In violation of the published recommendations of federal health officials and major medical organizations, one in four U.S. hospitals does not require the consent of patients before testing for infection with the AIDS virus and does not require patients to be notified if their tests are positive.
The numbers, which shocked AIDS experts interviewed on the findings, are contained in a survey conducted last year and published in today's issue of the Journal of the American Medical Association.
"This is very distressing," said June Osborne, chairman of the National Commission on AIDS. "Some hospitals are clearly walking away from the best judgments of all of the people that have looked at this issue."
"There is an awful lot more testing going on in hospitals than people are aware of," said University of California at Los Angeles researcher Charles E. Lewis, a co-author of the study. "If there is any lesson to this, it is that if you don't want to be tested, say so. And if you want to know the result, say so."
Since the mid-1980s, when a blood test for infection with the human immunodeficiency virus (HIV) first came into widespread use, the Centers for Disease Control and national medical organizations such as the American Hospital Association and American Medical Association have issued recommendations for how and when HIV tests should be used.
In general, all these organizations agree that medical providers should take general precautions to prevent transmission of diseases via blood or body fluids, rather than testing all patients, because of the possibility that a patient who tested positive would receive substandard health care.
In cases where testing is necessary, the recommendations are unanimous that it should be done only with the patient's consent and that the results of all tests should be shared with the patient.
According to the UCLA survey of hospitals' policies on HIV testing, 22 percent of the 561 U.S. hospitals sampled did not require that patients be informed before being tested, and 25 percent did not require that patients be told if they tested positive. Seventeen percent had no written policy on HIV testing, and one-third of all hospitals surveyed had no provision requiring that patients receive counseling before undergoing an HIV test.
Only 15 percent of hospitals reported that they test some or all patients for infection at the time of admission. The study did not specify the circumstances under which other surveyed hospitals performed such testing.
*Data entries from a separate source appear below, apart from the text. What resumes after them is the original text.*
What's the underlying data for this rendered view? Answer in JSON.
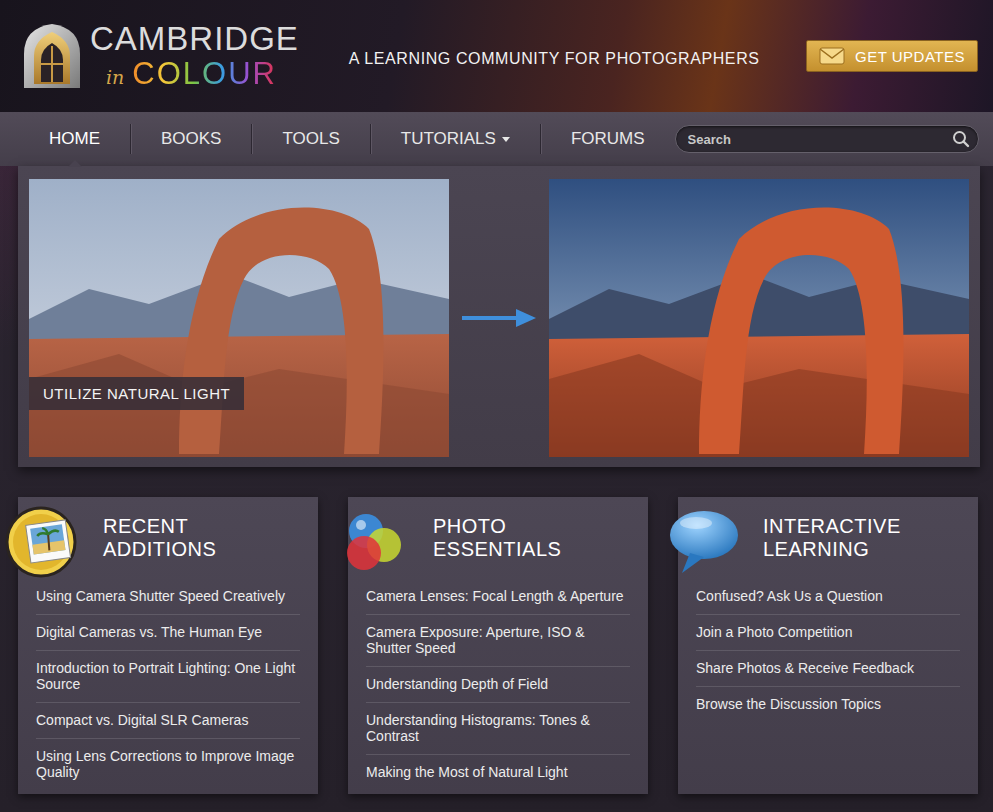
{
  "brand": {
    "name": "CAMBRIDGE",
    "joiner": "in",
    "color_word": "COLOUR"
  },
  "tagline": "A LEARNING COMMUNITY FOR PHOTOGRAPHERS",
  "updates_button": {
    "label": "GET UPDATES"
  },
  "nav": [
    {
      "label": "HOME",
      "selected": true,
      "dropdown": false
    },
    {
      "label": "BOOKS",
      "selected": false,
      "dropdown": false
    },
    {
      "label": "TOOLS",
      "selected": false,
      "dropdown": false
    },
    {
      "label": "TUTORIALS",
      "selected": false,
      "dropdown": true
    },
    {
      "label": "FORUMS",
      "selected": false,
      "dropdown": false
    }
  ],
  "search": {
    "placeholder": "Search"
  },
  "hero": {
    "caption": "UTILIZE NATURAL LIGHT"
  },
  "panels": [
    {
      "kind": "photo",
      "title": [
        "RECENT",
        "ADDITIONS"
      ],
      "links": [
        "Using Camera Shutter Speed Creatively",
        "Digital Cameras vs. The Human Eye",
        "Introduction to Portrait Lighting: One Light Source",
        "Compact vs. Digital SLR Cameras",
        "Using Lens Corrections to Improve Image Quality"
      ]
    },
    {
      "kind": "circles",
      "title": [
        "PHOTO",
        "ESSENTIALS"
      ],
      "links": [
        "Camera Lenses: Focal Length & Aperture",
        "Camera Exposure: Aperture, ISO & Shutter Speed",
        "Understanding Depth of Field",
        "Understanding Histograms: Tones & Contrast",
        "Making the Most of Natural Light"
      ]
    },
    {
      "kind": "bubble",
      "title": [
        "INTERACTIVE",
        "LEARNING"
      ],
      "links": [
        "Confused? Ask Us a Question",
        "Join a Photo Competition",
        "Share Photos & Receive Feedback",
        "Browse the Discussion Topics"
      ]
    }
  ]
}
In some cases, Lewis said, the lack of an HIV testing policy reflected the lack of experience of some rural hospitals with AIDS patients. But he said that in more cases, hospitals test patients without telling them because staff members want to know whether patients are infected without having to go through the process of informing patients and obtaining their consent, with the possibility that they might refuse.
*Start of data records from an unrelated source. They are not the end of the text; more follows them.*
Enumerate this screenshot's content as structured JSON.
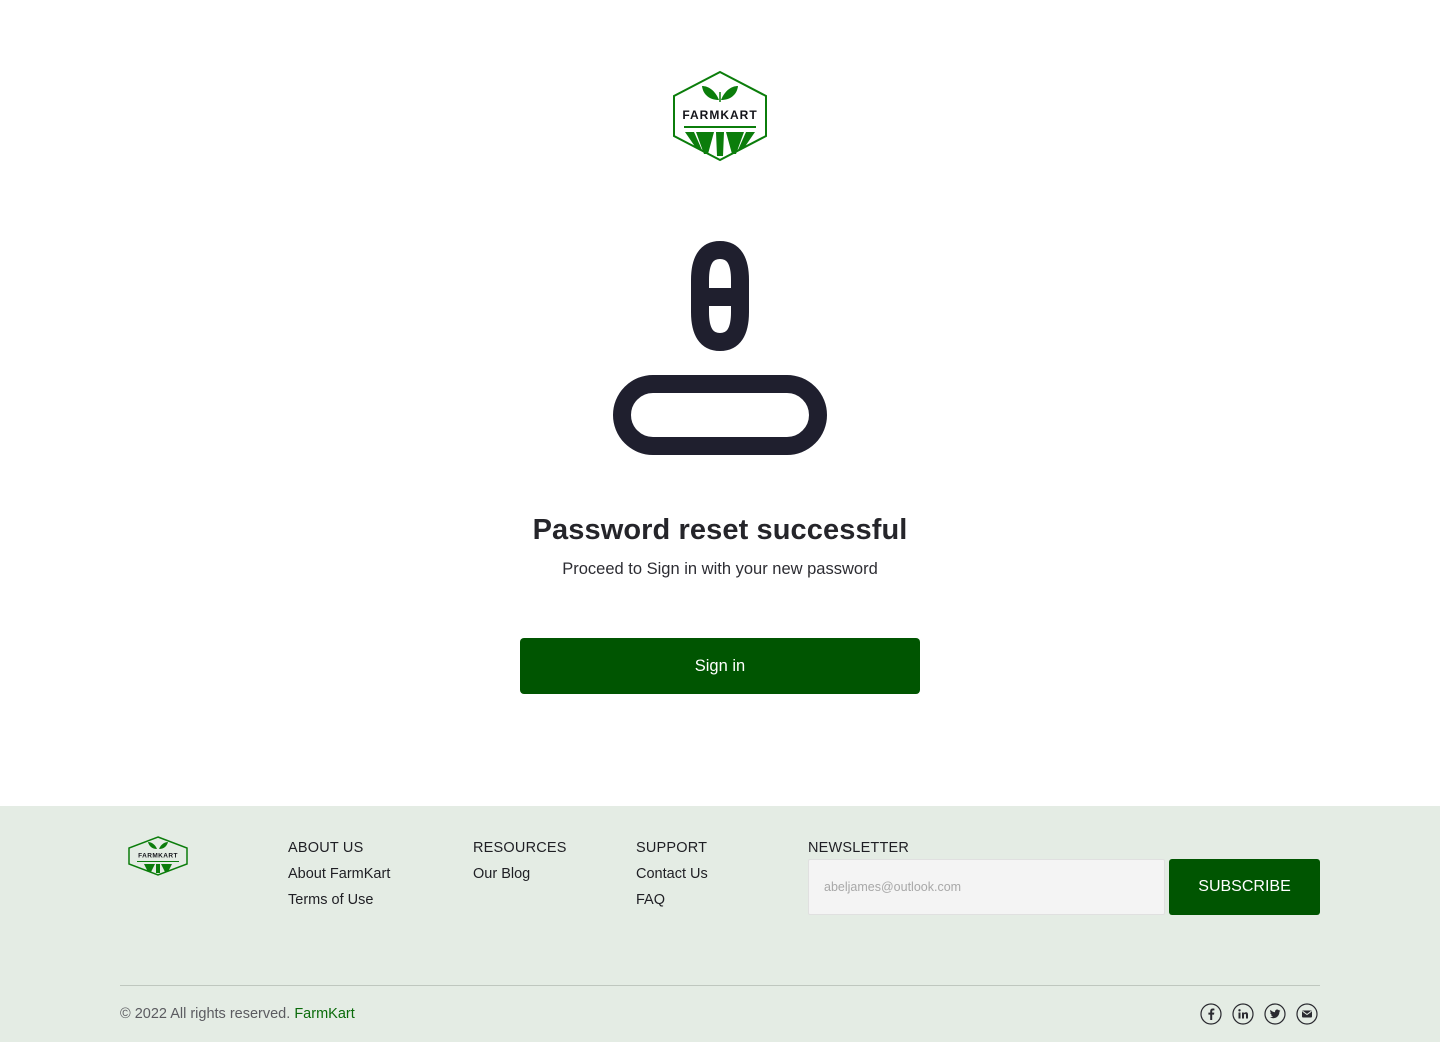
{
  "brand": {
    "logo_text": "FARMKART"
  },
  "main": {
    "title": "Password reset successful",
    "subtitle": "Proceed to Sign in with your new password",
    "signin_label": "Sign in"
  },
  "footer": {
    "columns": [
      {
        "heading": "ABOUT US",
        "links": [
          "About FarmKart",
          "Terms of Use"
        ]
      },
      {
        "heading": "RESOURCES",
        "links": [
          "Our Blog"
        ]
      },
      {
        "heading": "SUPPORT",
        "links": [
          "Contact Us",
          "FAQ"
        ]
      }
    ],
    "newsletter": {
      "heading": "NEWSLETTER",
      "placeholder": "abeljames@outlook.com",
      "button": "SUBSCRIBE"
    },
    "copyright": "© 2022 All rights reserved.",
    "copyright_brand": "FarmKart",
    "social_icons": [
      "facebook-icon",
      "linkedin-icon",
      "twitter-icon",
      "email-icon"
    ]
  },
  "colors": {
    "primary": "#005501",
    "footer_bg": "#e4ece4",
    "logo_green": "#0b7d0b",
    "icon_dark": "#1f1f2e"
  }
}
"On the one hand, institutions want to protect a patient's privacy and avoid litigation," he said. "On the other hand, those who work in institutions want to know which patients are infected and whose blood is infected. . . . Universal precautions ought to be enough to protect people, but this has become what most of AIDS has become, a non-rational set of issues driven by fear and gut-level responses."
"We're clearly disturbed by this data," said Carissa Cunningham, a spokesman for the Gay Men's Health Crisis in New York. "The point is not patient's rights but disease prevention. If people aren't giving consent then they're not getting counseling. People aren't getting information about how to prevent transmission to others right at the point where they are most susceptible to that information."